This file provides guidance to Claude Code (claude.ai/code) when working with code in this repository.

Project Overview

Open-LLM-VTuber is a voice-interactive AI companion with Live2D avatar support that runs completely offline. It's a cross-platform Python application supporting real-time voice conversations, visual perception, and Live2D character animations.

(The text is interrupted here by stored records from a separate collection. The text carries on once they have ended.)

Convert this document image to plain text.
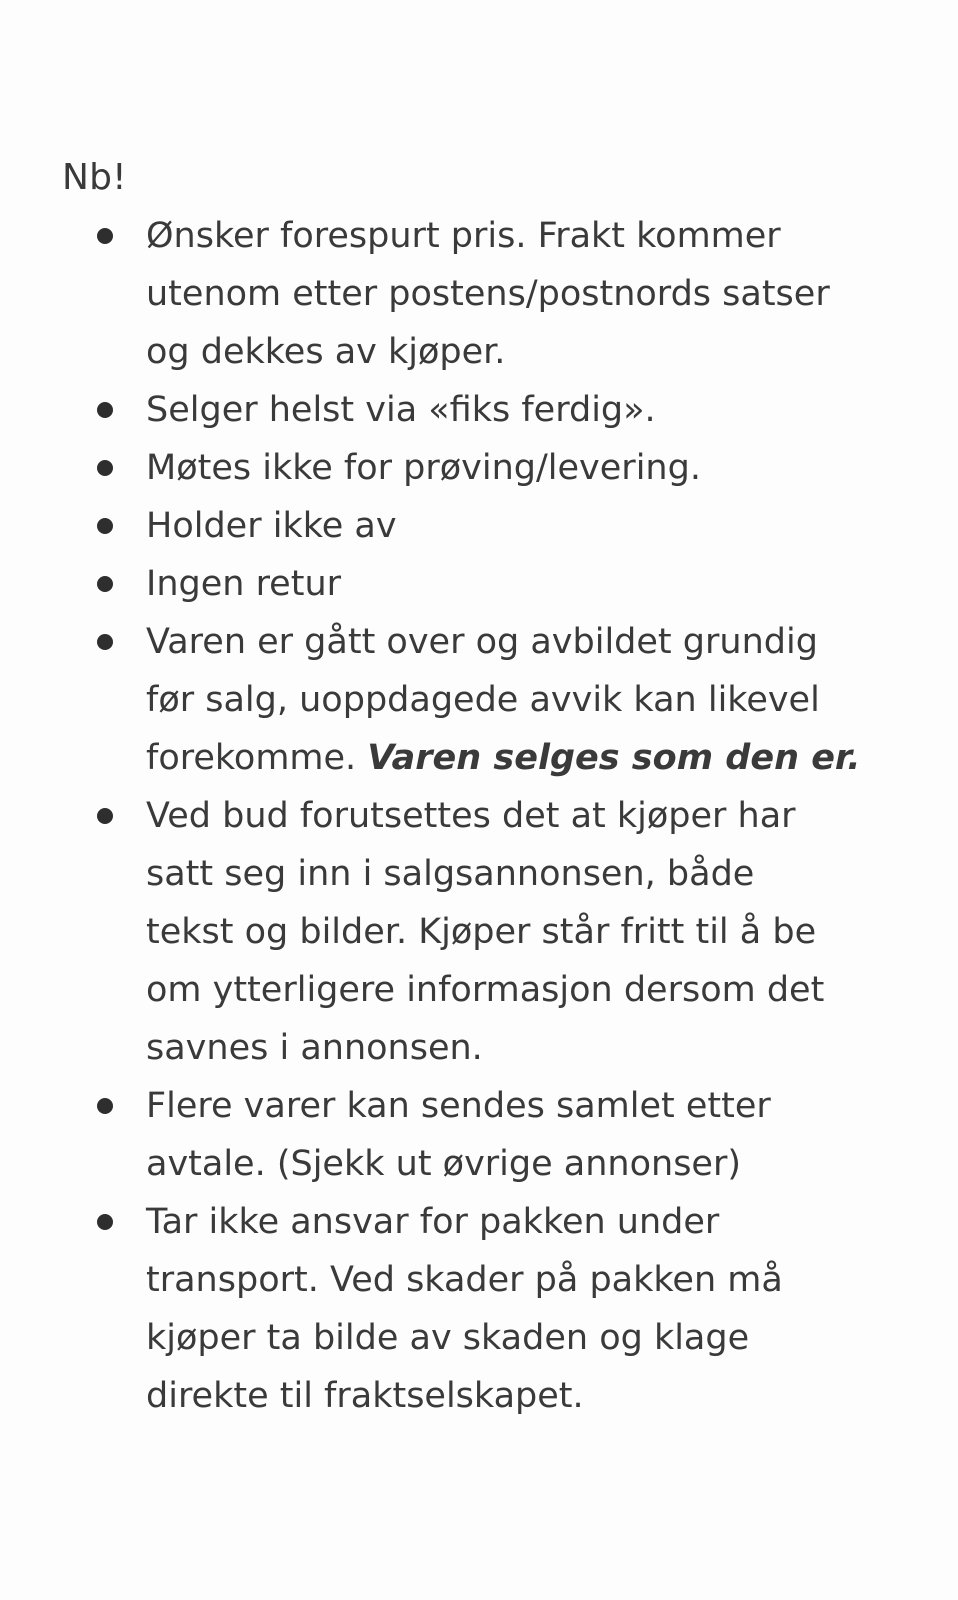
Nb!

Ønsker forespurt pris. Frakt kommer
utenom etter postens/postnords satser
og dekkes av kjøper.
Selger helst via «fiks ferdig».
Møtes ikke for prøving/levering.
Holder ikke av
Ingen retur
Varen er gått over og avbildet grundig
før salg, uoppdagede avvik kan likevel
forekomme. Varen selges som den er.
Ved bud forutsettes det at kjøper har
satt seg inn i salgsannonsen, både
tekst og bilder. Kjøper står fritt til å be
om ytterligere informasjon dersom det
savnes i annonsen.
Flere varer kan sendes samlet etter
avtale. (Sjekk ut øvrige annonser)
Tar ikke ansvar for pakken under
transport. Ved skader på pakken må
kjøper ta bilde av skaden og klage
direkte til fraktselskapet.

The project features modular architecture for LLM, ASR (Automatic Speech Recognition), TTS (Text-to-Speech), and other components.

Essential Commands

Development Setup

  • Install dependencies: uv sync (uses uv package manager)
  • Run server: uv run run_server.py
  • Run with verbose logging: uv run run_server.py --verbose
  • Update project: uv run upgrade.py

Code Quality

  • Lint code: ruff check .
  • Format code: ruff format .
  • Run pre-commit hooks: pre-commit run --all-files

Server Configuration

  • Main config file: conf.yaml (user configuration)
  • Default configs: config_templates/conf.default.yaml and config_templates/conf.ZH.default.yaml
  • Character configs: characters/ directory (YAML files)

Architecture Overview

Core Components

WebSocket Server (src/open_llm_vtuber/server.py):

  • FastAPI-based server handling WebSocket connections
  • Serves frontend, Live2D models, and static assets
  • Supports both main client and proxy WebSocket endpoints

Service Context (src/open_llm_vtuber/service_context.py):

  • Central dependency injection container
  • Manages all engines (LLM, ASR, TTS, VAD, etc.)
  • Each WebSocket connection gets its own service context instance

WebSocket Handler (src/open_llm_vtuber/websocket_handler.py):

  • Routes WebSocket messages to appropriate handlers
  • Manages client connections, groups, and conversation state
  • Handles audio data, conversation triggers, and Live2D interactions

Modular Engine System

The project uses a factory pattern for all AI engines:

Agent System (src/open_llm_vtuber/agent/):

  • agent_factory.py - Factory for creating different agent types
  • agents/ - Various agent implementations (basic_memory, hume_ai, letta, mem0)
  • stateless_llm/ - Stateless LLM implementations (Claude, OpenAI, Ollama, etc.)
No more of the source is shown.